The case of the shopkeeper and his two co-accused has captivated Toronto.

The accused have said they were simply making a citizen’s arrest, and Chen’s lawyer says he never should have been charged.

At issue is the fact that Chen did not catch Bennett red-handed, but about an hour after he had shoplifted. The law states you can only make a citizen’s arrest when you catch someone in the act.

Bennett testified that he stole flowers from Chen’s store in May 2009 and then came back later to try and steal more.

A silent surveillance video played in court Wednesday showed Bennett running off after Chen calmly approached him, touched his shoulder and pointed towards his store.

Bennett said he panicked and ran down the alley, and that’s when three men chased him.

“All three of them started duct taping and then started twining my legs up and my hand,” Bennett said, complaining of a thumb injury that he claimed lasted for “months and months.”

“They hit me a few times on the way in while they were trying to subdue me.”

He testified that he didn’t fight back because he was afraid those who tied him up would grow “more violent.”

Bennett identified Chen as the man who caught him, but said the two other men who helped tie him up were not in the courtroom.

He said he “felt rescued” when police arrived a few minutes later, but admitted lying to them about stealing when giving a video statement under oath.

“I was nervous, I was scared, I didn’t know what I was saying,” he said.

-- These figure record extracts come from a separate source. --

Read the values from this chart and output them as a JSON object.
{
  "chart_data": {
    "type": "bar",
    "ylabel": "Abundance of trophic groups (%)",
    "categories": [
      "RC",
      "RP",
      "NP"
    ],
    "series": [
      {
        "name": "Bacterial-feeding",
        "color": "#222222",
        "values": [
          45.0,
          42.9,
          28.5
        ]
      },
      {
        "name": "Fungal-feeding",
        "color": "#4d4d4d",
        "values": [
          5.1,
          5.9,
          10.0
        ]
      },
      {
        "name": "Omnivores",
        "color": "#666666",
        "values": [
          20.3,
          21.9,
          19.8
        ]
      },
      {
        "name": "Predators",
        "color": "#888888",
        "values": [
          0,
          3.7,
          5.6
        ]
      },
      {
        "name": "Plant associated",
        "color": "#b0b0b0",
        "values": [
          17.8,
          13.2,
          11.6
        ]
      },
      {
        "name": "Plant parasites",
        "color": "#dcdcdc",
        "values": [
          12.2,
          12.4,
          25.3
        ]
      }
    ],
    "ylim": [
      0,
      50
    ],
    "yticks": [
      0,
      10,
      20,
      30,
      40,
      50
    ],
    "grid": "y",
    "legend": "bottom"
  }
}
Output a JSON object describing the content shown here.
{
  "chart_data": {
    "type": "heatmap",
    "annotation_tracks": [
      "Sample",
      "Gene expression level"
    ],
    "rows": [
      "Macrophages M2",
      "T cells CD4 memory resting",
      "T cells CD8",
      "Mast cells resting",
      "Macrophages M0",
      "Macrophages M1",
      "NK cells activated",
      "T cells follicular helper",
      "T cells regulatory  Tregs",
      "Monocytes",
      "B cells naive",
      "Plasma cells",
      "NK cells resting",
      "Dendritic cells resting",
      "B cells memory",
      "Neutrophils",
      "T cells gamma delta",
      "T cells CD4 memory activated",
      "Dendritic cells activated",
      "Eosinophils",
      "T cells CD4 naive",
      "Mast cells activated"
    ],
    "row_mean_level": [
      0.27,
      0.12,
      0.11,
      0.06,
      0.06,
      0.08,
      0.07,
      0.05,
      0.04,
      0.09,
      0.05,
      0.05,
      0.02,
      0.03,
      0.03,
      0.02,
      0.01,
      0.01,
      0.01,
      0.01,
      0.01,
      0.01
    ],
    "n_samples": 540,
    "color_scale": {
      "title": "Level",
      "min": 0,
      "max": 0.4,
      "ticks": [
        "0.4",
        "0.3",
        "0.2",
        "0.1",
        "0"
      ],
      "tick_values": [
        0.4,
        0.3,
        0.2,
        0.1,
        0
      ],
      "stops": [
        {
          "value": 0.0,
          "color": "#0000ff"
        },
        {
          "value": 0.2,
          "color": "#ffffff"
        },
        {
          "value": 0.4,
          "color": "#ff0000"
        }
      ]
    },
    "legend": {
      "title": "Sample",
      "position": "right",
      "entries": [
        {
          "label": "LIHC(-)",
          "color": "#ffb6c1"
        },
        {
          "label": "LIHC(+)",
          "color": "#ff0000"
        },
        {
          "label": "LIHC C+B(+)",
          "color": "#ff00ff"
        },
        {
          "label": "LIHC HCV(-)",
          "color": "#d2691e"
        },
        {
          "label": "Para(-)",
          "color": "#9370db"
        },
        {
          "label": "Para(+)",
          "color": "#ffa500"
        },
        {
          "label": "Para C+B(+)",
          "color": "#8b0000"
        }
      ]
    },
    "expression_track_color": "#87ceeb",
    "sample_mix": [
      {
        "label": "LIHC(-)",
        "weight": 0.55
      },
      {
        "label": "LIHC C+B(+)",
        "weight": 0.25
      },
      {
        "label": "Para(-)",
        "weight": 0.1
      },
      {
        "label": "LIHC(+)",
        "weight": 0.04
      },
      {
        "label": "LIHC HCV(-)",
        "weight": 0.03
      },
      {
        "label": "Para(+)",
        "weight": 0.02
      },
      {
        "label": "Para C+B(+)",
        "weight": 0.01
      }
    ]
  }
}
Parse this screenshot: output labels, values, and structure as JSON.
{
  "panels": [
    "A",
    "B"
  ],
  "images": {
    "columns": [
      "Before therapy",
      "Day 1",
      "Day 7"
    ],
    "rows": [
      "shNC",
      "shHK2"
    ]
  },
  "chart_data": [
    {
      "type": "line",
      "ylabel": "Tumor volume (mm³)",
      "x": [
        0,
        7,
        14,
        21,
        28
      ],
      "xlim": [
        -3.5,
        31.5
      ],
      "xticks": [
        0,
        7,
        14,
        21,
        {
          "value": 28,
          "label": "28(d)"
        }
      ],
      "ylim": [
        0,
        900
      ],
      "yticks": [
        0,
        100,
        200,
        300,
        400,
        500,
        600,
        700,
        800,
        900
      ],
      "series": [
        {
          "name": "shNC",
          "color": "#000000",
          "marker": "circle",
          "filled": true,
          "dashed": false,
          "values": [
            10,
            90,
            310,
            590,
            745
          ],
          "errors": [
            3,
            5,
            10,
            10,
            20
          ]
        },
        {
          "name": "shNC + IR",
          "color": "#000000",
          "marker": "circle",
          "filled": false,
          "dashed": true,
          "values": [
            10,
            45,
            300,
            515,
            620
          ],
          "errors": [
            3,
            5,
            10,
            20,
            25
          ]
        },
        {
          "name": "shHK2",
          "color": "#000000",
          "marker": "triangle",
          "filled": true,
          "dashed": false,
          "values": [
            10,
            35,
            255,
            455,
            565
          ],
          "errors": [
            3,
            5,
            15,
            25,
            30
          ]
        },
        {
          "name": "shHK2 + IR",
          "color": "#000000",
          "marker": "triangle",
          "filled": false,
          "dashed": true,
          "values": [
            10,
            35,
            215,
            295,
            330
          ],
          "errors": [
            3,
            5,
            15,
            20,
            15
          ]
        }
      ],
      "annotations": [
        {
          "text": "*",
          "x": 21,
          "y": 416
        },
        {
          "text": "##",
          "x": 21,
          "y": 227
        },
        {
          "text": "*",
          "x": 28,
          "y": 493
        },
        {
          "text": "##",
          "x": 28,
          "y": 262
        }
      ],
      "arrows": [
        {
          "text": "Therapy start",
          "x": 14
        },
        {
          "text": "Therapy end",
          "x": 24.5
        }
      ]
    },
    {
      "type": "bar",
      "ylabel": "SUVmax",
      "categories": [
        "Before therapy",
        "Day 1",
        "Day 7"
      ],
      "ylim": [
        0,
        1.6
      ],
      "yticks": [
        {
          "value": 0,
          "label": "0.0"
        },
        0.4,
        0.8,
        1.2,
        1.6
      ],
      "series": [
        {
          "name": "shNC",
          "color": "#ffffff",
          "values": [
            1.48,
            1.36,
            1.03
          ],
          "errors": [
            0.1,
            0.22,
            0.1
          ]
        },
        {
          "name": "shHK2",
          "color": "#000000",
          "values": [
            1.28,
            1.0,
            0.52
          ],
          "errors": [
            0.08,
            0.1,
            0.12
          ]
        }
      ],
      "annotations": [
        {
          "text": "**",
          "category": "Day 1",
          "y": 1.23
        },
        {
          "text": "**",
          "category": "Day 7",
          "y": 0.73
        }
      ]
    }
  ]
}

Bennett, a man in his 50s with a soft voice, grew loud and annoyed when defence lawyer Peter Lindsay went through his long criminal record, which dates back more than 30 years and includes jail time for theft and drug charges.

“What does this got to do with people tying me up?” he asked Lindsay, saying his past should not be in question because he has done his time. He accused the lawyer of trying to publicly embarrass him.

“It’s plants. I didn’t go rob him with a gun!” he said.

Judge Ramez Khawly calmly intervened several times and ordered Bennett to answer Lindsay’s questions.

“Take a deep breath, you’re a bit of a hothead,” he told Bennett.

Bennett complained that the questions were taking too long to get to the point.

“You’re getting me upset,” he told Lindsay. “I am a victim here.”

The trial was supposed to start Monday, but was delayed because one of Chen’s co-accused didn’t have an accredited Mandarin translator to help him in court.

It continues Thursday when up to six police officers are expected to testify.